Kerens National Bank v. Stockton

94 S.W.2d 161 | Tex. | 1936

On December 10, 1913, L. M. Morris acquired by purchase 275 acres of land in Navarro County, executing vendor's lien notes for a large part of the purchase money. At that time he was living with his first wife. November 7, 1915, his first wife died, leaving six minor children. In 1916 Morris and his six children moved to the 275 acres and made their home *328 there. July 22, 1918, Morris, while a widower, purchased an additional 20 acres of land situated about one mile from the 275-acre tract, and used it in connection with his home on the 275 acres. For the 20 acres he executed vendor's lien notes for a large part of the purchase money. April 13, 1919, Morris married his second wife, Mrs. Etta Morris, by whom he had no children.

On November 20, 1920, L. M. Morris died, leaving a will which was later duly admitted to probate. He left surviving him his second wife and his six minor children. At the time of his death he owed unsecured debts amounting to several thousand dollars as well as the debts existing against the 295 acres of land secured by a vendor's lien. He also left insurance in the sum of $12,000.00, the policies being payable to his children, but subject to certain provisions of his will. W. T. Stockton was made independent executor of his will and trustee of the trust therein created.

On August 10, 1920, Stockton, as executor and trustee, obtained a judgment in the District Court of Navarro County construing the will, adjudicating the rights of the various parties thereunder, and attempting to declare that none of the property was subject to payment of unsecured debts. The present suit was instituted January 9, 1922, in the District Court of Navarro County by the Kerens National Bank against Stockton as executor and trustee of the Morris estate and against all parties interested in the estate. J. B. Reese Lumber Company, Daniel-Price Company and J. W. Mabry Co. were intervenors in the suit. On December 10, 1923, judgment was entered in the case and an appeal was taken to the Court of Civil Appeals for the Third Supreme Judicial District at Austin. An elaborate opinion was filed in the case by the Court of Civil Appeals.281 S.W. 580. A writ of error was granted, and an opinion was rendered by the Supreme Court which was reported in 120 Tex. 546, 40 S.W.2d page 7. It will require a reading of both of these opinions to obtain a full understanding of all the facts and the contested issues. We deem it necessary to briefly state the matters decided and which constitute the law of the case:

(a) That the judgment construing the will was no barrier to the establishment of the statutory liens of the Kerens National Bank and the intervenors mentioned.

(b) That the surviving wife of L. M. Morris and his minor children were entitled to a homestead in the 20-acre tract *329 and in an undivided interest of 137 1/2 acres of the 275-acre tract, subject to the vendor's liens against each tract.

(c) That the excess over the homestead in the 275 acres, amounting to an undivided 137 1/2 acres, was first subject to payment of the vendor's lien indebtedness, but that it was necessary to extinguish the entire indebtedness against the 295 acres before the lien against the homestead would be satisfied.

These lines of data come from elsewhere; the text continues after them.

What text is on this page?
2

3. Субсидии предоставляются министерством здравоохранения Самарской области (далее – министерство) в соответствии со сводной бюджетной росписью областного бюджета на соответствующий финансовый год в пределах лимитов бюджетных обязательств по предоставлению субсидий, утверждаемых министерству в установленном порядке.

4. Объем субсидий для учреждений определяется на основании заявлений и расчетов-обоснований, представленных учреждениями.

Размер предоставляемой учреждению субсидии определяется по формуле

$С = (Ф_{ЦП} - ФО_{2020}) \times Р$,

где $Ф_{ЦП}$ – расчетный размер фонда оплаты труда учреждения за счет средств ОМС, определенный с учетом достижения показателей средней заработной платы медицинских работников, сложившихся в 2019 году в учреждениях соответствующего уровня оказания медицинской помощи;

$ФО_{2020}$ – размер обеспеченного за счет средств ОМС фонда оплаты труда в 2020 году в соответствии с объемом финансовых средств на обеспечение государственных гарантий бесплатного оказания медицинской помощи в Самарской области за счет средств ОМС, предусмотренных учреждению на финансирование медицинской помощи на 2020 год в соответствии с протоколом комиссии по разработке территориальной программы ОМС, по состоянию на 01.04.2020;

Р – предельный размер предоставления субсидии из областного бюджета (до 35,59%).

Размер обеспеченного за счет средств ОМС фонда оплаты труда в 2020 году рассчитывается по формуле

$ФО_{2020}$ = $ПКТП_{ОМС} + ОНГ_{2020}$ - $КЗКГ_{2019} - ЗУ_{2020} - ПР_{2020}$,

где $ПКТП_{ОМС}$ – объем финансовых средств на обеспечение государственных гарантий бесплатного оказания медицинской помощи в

(d) That the rights of unsecured creditors were contingent upon the existence of a surplus in value of nonexempt property after the discharge of purchase money liens.

(e) That the estate of L. W. Morris was insolvent at the time of his death.

(f) That under the will of Morris his children were put to an election to take under the will or by inheritance, and that under the election, which had been exercised, the one-half interest in the community property of Morris and his first wife inherited by the children had become the property of the estate of Morris, and subject to the trust provisions and other terms of his will, including the provision that all just debts of the testator be paid out of his estate.

(g) That the insurance money, although the policies were payable to the children, was to be subject to the trust provisions of the will and was to become a part of the corpus of the trust estate.

(h) That the insurance money was not subject to payment of unsecured debts of the testator and the executor and trustee could not be compelled to use same in payment of debts; but that said executor and trustee could, at his own election, use same in payment of liens or debts against any property passing under the will.

(i) That as there was no finding as to the value of nonexempt personal property, judgment could not be entered finally determining whether or not there was property belonging to the estate which, at that time, was subject to the statutory liens of Kerens National Bank and intervenors, and the cause was reversed and remanded for another trial.

Apparently from the time the judgment construing the will was entered on January 10, 1921, and pending the time this case was formally on appeal, and continuing up to the time of the second trial the executor and trustee had possession of all the property affected by the will of L. M. Morris, including the 295 acres of land, the insurance money, and all personal property owned by Morris and his second wife at the time of *330 his death. On September 2, 1921, the executor and trustee acquired from Mrs. Etta Morris, the second wife of L. M. Morris, a conveyance to the estate of all her interest in and to all property of the estate and in and to all community property of Morris and herself, including her life estate and homestead interest. The consideration paid by the executor to Mrs. Morris was $3100.00. After the conveyance the interest thus acquired was regarded as a part of the estate of Morris for all purposes.

The case was tried a second time on April 11, 1932. At that time the situation had materially changed from what it was when the former trial was had. The prior decisions of the Court of Civil Appeals and of the Supreme Court, as regards the existence of nonexempt property, were predicated upon the condition of affairs existing at the time of the first trial. At the time of the second trial the executor and trustee had paid off all of the lien indebtedness representing purchase money against the 295 acres of land and had obtained releases of these liens. In response to special issues the jury found that the executor and trustee had paid the sum of $20,996.00 as principal and interest on the lien indebtedness against the 295 acres. Of this amount, $6000.00 was out of insurance money and $14,996.00 was out of rents and revenues received from the 295 acres of land. In addition to the rents and revenues and insurance money, the executor and trustee had received the sum of $525.00 from the sale of nonexempt personal property.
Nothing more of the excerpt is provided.